In response to the online campaign amid renewed international pressure, Mr Mnangagwa used a national address to describe his rivals and critics as “destructive terrorist opposition groupings”, “dark forces” and “a few bad apples” that should be “flushed out”.

Security agents have continued arresting activists even after the July protest was foiled, according to human rights groups and the main opposition MDC Alliance party.

Anti Zanu-PF graffiti (AP)

Analysts said such a hardline reaction shows that online campaigns without “ground activism” are unlikely to force the ruling Zanu-PF party to institute reforms that could weaken its hold on power and related economic benefits.

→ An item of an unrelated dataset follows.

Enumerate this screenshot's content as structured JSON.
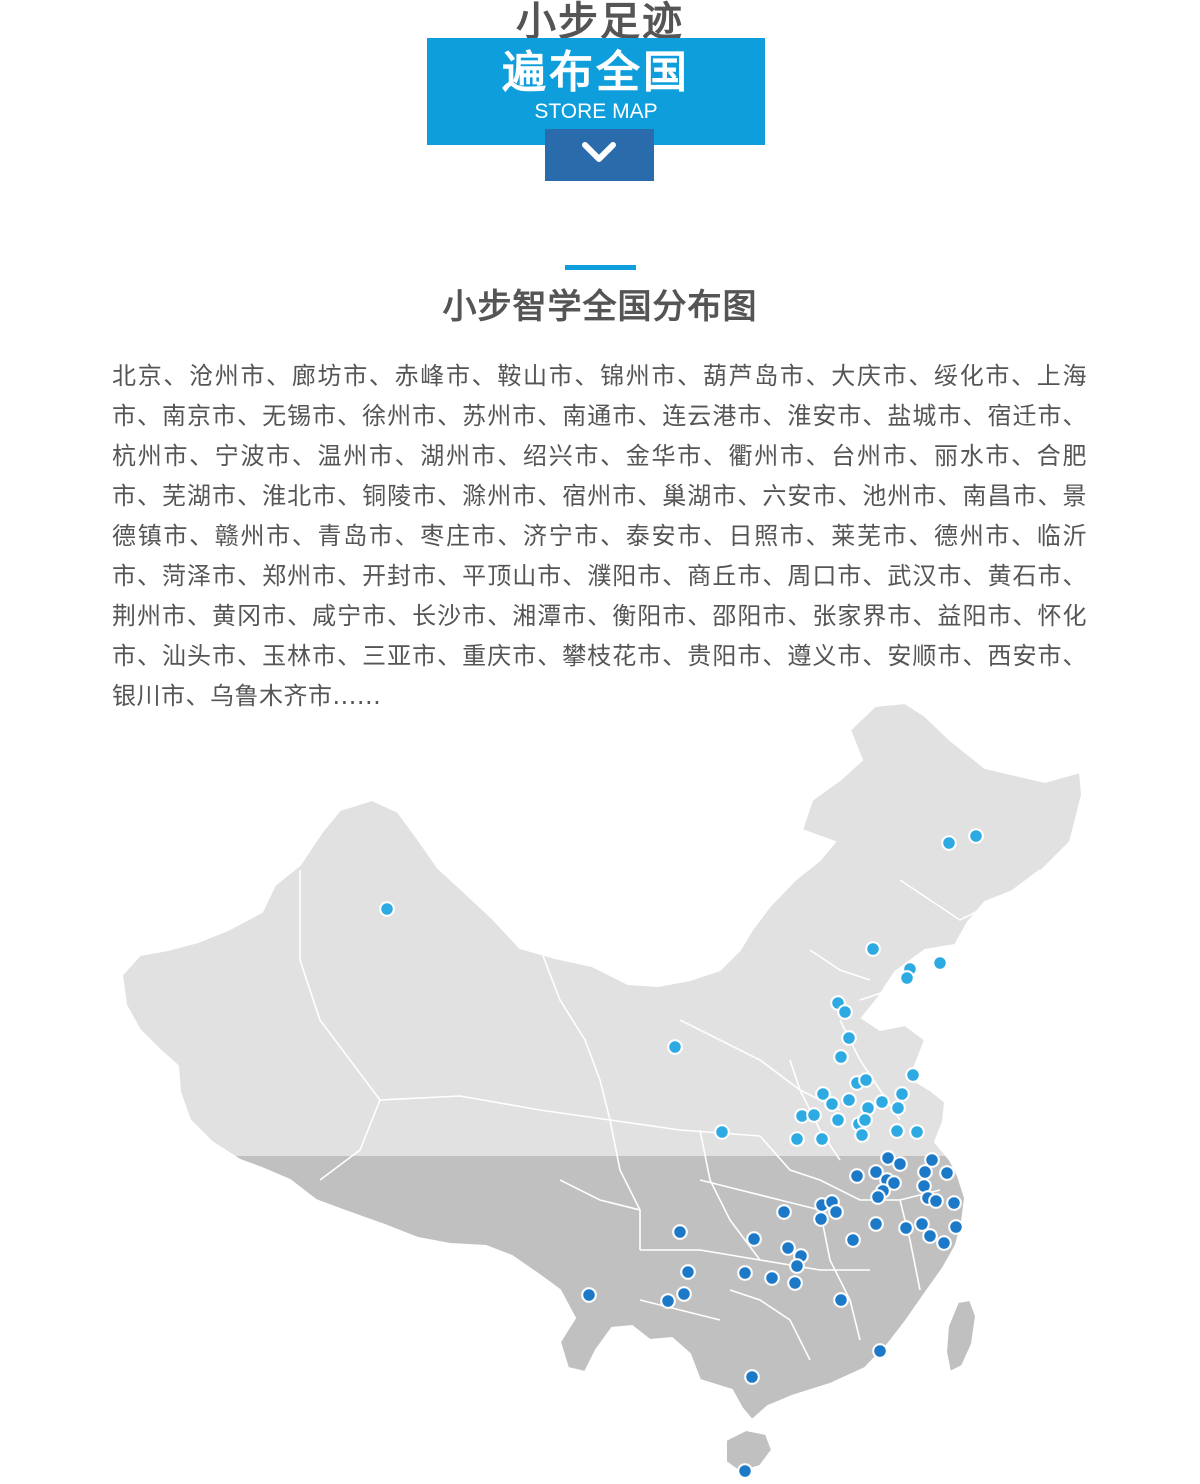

“Online activism needs to correlate to, and not supplant, ground activism. A delicate balance of the two will render Zanu-PF ineffective,” Mr Rusero said.

The ruling party “has demonstrated that it will do anything, including crude repression, to stay in power. So it is up to citizens and activists to raise the costs of abuses,” said Mr Mavhinga, whose rights group has been documenting alleged abuses.

“Keyboard warriors help to amplify the voices of agony from within Zimbabwe, but without robust and sustained campaigns on the ground, the social media campaigns would fizzle out,” he said.

Some activists are raising similar questions.

“Beyond tweeting about Hopewell (Chin’ono) and Jacob (Ngarivhume), what citizen actions can we do to put pressure for their release,” 21-year-old Namatai Kwekwedza tweeted days after the foiled protest.

She faces multiple charges related to breaching the peace for being one of the few Zimbabweans brave enough to participate in anti-government marches in recent months.

The activist faces a fine or up to five years in prison on each charge.

“Some of us are ready, (but) it only works with the numbers,” she said, adding: “This whole business of being too afraid is stupid.

“We are already dead. We have to fight for our future.”